Ces stratégies nationales de l'IA peuvent être comprises comme le socle de l'institutionnalisation de ces technologies dans nos vies et dans nos sociétés. Bien que l'expression d'intelligence artificielle soit très exagérée – créant un mythe d'intelligence et d'empathie humaine, que l'intelligence artificielle n'est tout simplement pas capable de transmettre – nous sommes en train d'assister au déploiement d'un cadre conceptuel qui permettra de comprendre cette évolution, d'identifier les problèmes éventuels, mais aussi d'échafauder des solutions ou des mesures concrètes pour y répondre. De cette façon, les éléments de cadrage proposés dans ces documents sont plus que de simples discours. Ces imaginaires de l'IA décrits dans les documents étatiques ne doivent pas seulement être compris comme constitutifs, mais aussi comme performatifs : ils ont bel et bien un effet, et ils créent des situations d'irréversibilité car les investissements demandent un retour et les promesses politiques doivent être tenues. Pour prendre un exemple concret, le Parti communiste chinois exploite stratégiquement l'innovation civile à des fins militaires et vice versa. Alors que Google s'est retiré de la collaboration avec le Pentagone et le Département de la Défense Américaine, en Chine, les acteurs gouvernementaux travaillent main dans la main avec les entreprises commerciales ou s’approprie smplement les innovations stratégiques pertinentes du secteur privé.
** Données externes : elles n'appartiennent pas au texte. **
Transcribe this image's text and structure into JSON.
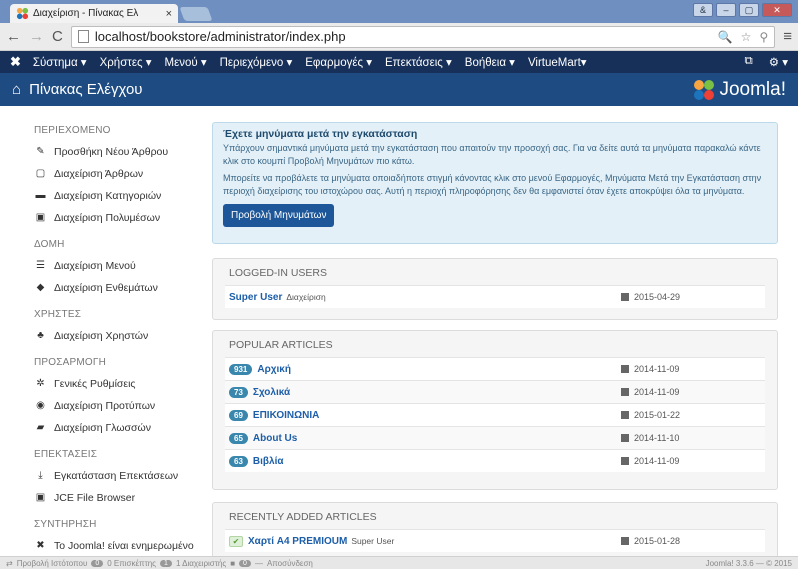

Au fond, le Parti Communiste Chinois profite de son pouvoir centralisateur autoritaire et autoritaire pour renforcer les synergies partout où il le peut et laisser de côté les considérations éthiques pour pousser la Chine à devenir la première nation de l’IA.

Pour cette raison, les États nationaux ont actuellement du mal à trouver un équilibre entre, d'une part, la nécessité perçue d'une action rapide et, d'autre part, la mise en place de cadres adéquats pour comprendre et faire face à l'IA; et in fine, de concevoir un avenir souhaitable pour leurs populations. De ce fait, les gouvernements nationaux tentent de façonner les imaginaires sociotechniques actuellement négociés en fonction de leurs intérêts institutionnels et nationaux, qu'il s'agisse de compétitivité, de surveillance ou de bien-être public - et le plus souvent d’un mélange de ces éléments.

A plus long terme, pensez-vous que les différentes mesures concrètes prises par les différents États vont faire évoluer les imaginaires de l'IA ?

Nous sommes en train de négocier comment nous voulons vivre avec l'automatisation et l'IA à l'avenir

Les documents stratégiques et les politiques publiques s'inscrivent dans le processus social plus large de la négociation d'imaginaires sociotechniques. Ils renforcent, modifient légèrement ou réorientent fondamentalement les représentations que nous nous faisons des technologies. Une fois en place, les politiques publiques sont des matérialisations très solides de ces imaginaires. Mais d'un autre côté, en l'absence d'une légitimation sociale générale, elles sont le plus souvent insuffisantes. Pour prendre un exemple dans un autre domaine, les réglementations strictes anti-tabac du début des années 2000 en Europe n'auraient probablement pas été couronnées de succès sans l'intérêt croissant des sociétés européennes pour les questions de santé et de bien-être.

Les différences frappantes entre la France, les États-Unis et la Chine que nous avons identifiées mettent en évidence des nuances politiques et culturelles, mais elles montrent aussi que ces scénarios sur la place de l'IA, et notamment le rôle de l'automatisation, sont très contestés sur tous ces territoires. Nous sommes en train de négocier comment nous voulons vivre avec l'automatisation et l'IA à l'avenir. Or, cette négociation ne porte pas seulement sur la technologie, les politiques et les budgets, elle est fortement ancrée dans les mythes et les métaphores que nous employons tous.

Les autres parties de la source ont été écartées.